吉野源三郎著『君たちはどう生きるか』が最近脚光を浴びていると、よく見聞きします。
漫画化もされており、幅広い年代に支持されているらしいです。
自分がこの作品を読んだのは、30年以上前。
高校入試で合格した後、入学までの課題として読書感想文の提出が課せられていたのですが、その課題図書が『君たちはどう生きるか』でした。
「どう生きるか」は、時代を超えて普遍的なテーマであるのでしょう。
先週、懐かしい顔ぶれでの会食に参加するため、東京に行きました。
大学卒業後に新卒で入社した会社の同期の面々。
うち1名は何日か前に熱海に遊びに来てくれた友人だったので厳密には懐かしくもなんともない顔ではありました。
3年たらずで退職した会社ではあるのですが、社会人の第一歩を踏み出したときの同期というのは、不思議な連帯感があります。
しかし、年齢を重ね、それぞれに異なるキャリアを積んでいくことで、明確に違いを感じるのも事実です。
他の3名は皆、今でも別の外資系企業で着実にキャリアアップをし、活躍をしているようです。
そんな堅実な連中から
「お前はこれからどうする気?」
などと問われると、返答に窮します。
どう生きるか、という大きな話以前に、いかに生活していくのか、という現実的なことも考えなくてはいけません。
わかってはいるのですが、なんとなく先延ばししたまま、熱海暮らしもまもなく丸2年になろうとしています。
翌日は、夕方まで予定はありませんでした。
悶々とした気分は、今にも雨が降りだしそうな曇天のせいだけではなかったはずです。
なぜだか、高校生のときに歩いた街に行ってみたくなりました。
もっとも、今では高校はその街にはなく、校舎の跡地にはマンションが建てられています。
歩き慣れていたはずの道も、随分と長く感じられました。
『君たちはどう生きるか』を読んだ後に入学した高校での3年間は、自分の人生の中では一番つらく、苦しい時間でした。
友達らしい友達も出来ませんでしたし、高校生として楽しかった思い出はほとんどありません。

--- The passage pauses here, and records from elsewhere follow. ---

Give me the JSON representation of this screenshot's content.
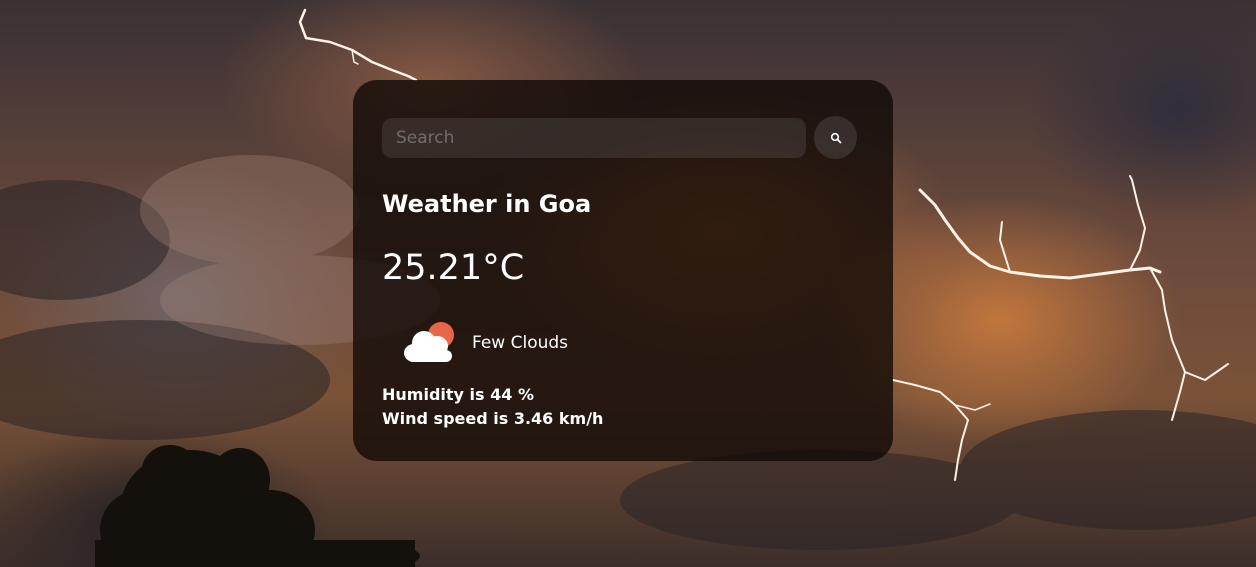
{
  "search": {
    "placeholder": "Search",
    "value": "",
    "button_icon": "search-icon"
  },
  "weather": {
    "title": "Weather in Goa",
    "temperature": "25.21°C",
    "condition_icon": "few-clouds-icon",
    "description": "Few Clouds",
    "humidity_text": "Humidity is 44 %",
    "wind_text": "Wind speed is 3.46 km/h"
  },
  "colors": {
    "card_background": "#120a06",
    "text": "#ffffff",
    "sun": "#e8674a",
    "cloud": "#ffffff"
  }
}
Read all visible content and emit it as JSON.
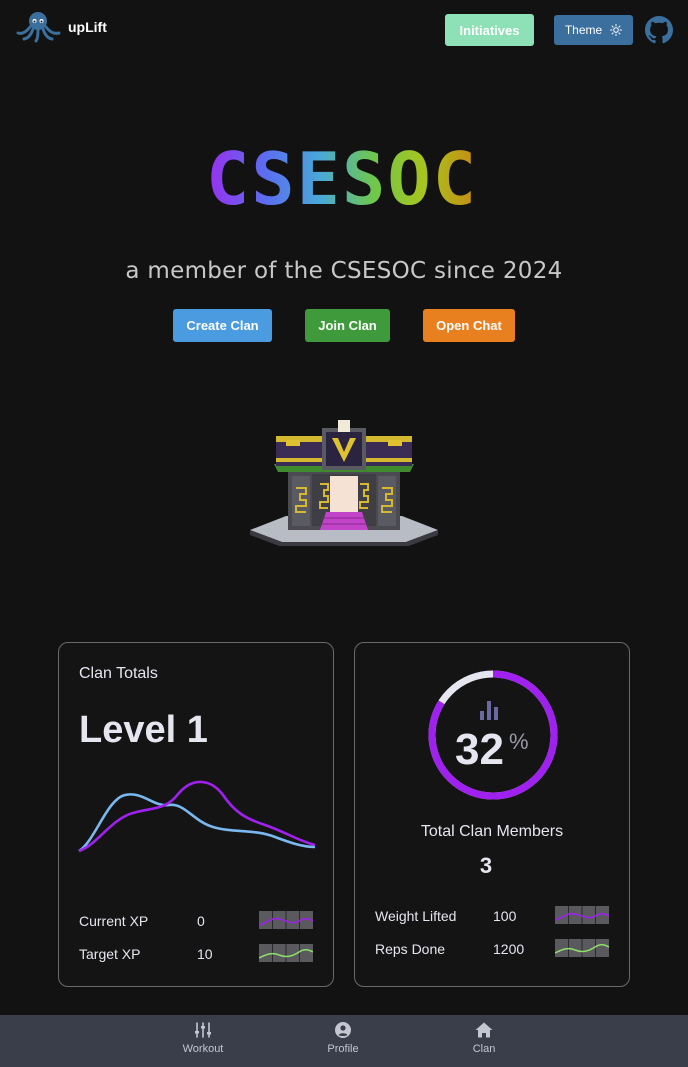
{
  "header": {
    "app_name": "upLift",
    "initiatives_label": "Initiatives",
    "theme_label": "Theme"
  },
  "hero": {
    "title": "CSESOC",
    "subtitle": "a member of the CSESOC since 2024",
    "actions": {
      "create": "Create Clan",
      "join": "Join Clan",
      "chat": "Open Chat"
    }
  },
  "clan_totals": {
    "label": "Clan Totals",
    "level": "Level 1",
    "stats": [
      {
        "label": "Current XP",
        "value": "0"
      },
      {
        "label": "Target XP",
        "value": "10"
      }
    ]
  },
  "clan_members": {
    "percent": "32",
    "percent_symbol": "%",
    "percent_value": 32,
    "label": "Total Clan Members",
    "count": "3",
    "stats": [
      {
        "label": "Weight Lifted",
        "value": "100"
      },
      {
        "label": "Reps Done",
        "value": "1200"
      }
    ]
  },
  "nav": {
    "items": [
      {
        "label": "Workout",
        "icon": "sliders-icon"
      },
      {
        "label": "Profile",
        "icon": "user-circle-icon"
      },
      {
        "label": "Clan",
        "icon": "home-icon"
      }
    ]
  },
  "colors": {
    "background": "#121212",
    "initiatives": "#8ee0b6",
    "theme": "#3a6f9e",
    "create": "#4a9be0",
    "join": "#3f9a3b",
    "chat": "#e8801f",
    "purple": "#a020f0",
    "blue": "#7ab8f0",
    "nav": "#3a3d4a"
  }
}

卒業アルバムの自分の写真を見れば、暗く、そしてなにか怒りに満ちた表情をしています。
さまざまな葛藤が自分なりにあったのでしょう。
しかし、ふとしたことで話を交わすことになった担任でもない先生から、
「君の活躍の場は、高校ではなく、むしろ大学にある気がする」
といった言葉に、大いに勇気づけられたものです。
事実、活躍などはしないまでも、その後の大学では勉強、サークル活動、アルバイト、趣味など、たしかに充実した時間を過ごすことが出来ました。
くすぶっていた高校3年間も、少しは意味があったのかもしれないな、と今では思えてくるのです。
この日、大学のゼミでゼミ長を務めていた友人から久しぶりにメッセージが来ました。
地方の大学で教授をしている人物です。
非常勤講師がいなくなるのでやってくれないか、というお誘いでした。
学歴も職歴もパッとせず、ましてや大学院にも行っていない自分などで務まるのか甚だ疑問ではあるのですが、声をかけてもらえるだけでもありがたいことです。
大きな理想でも、目先の現実でも、「どう生きるか」は死ぬまで考え続けなくてはいけないようです。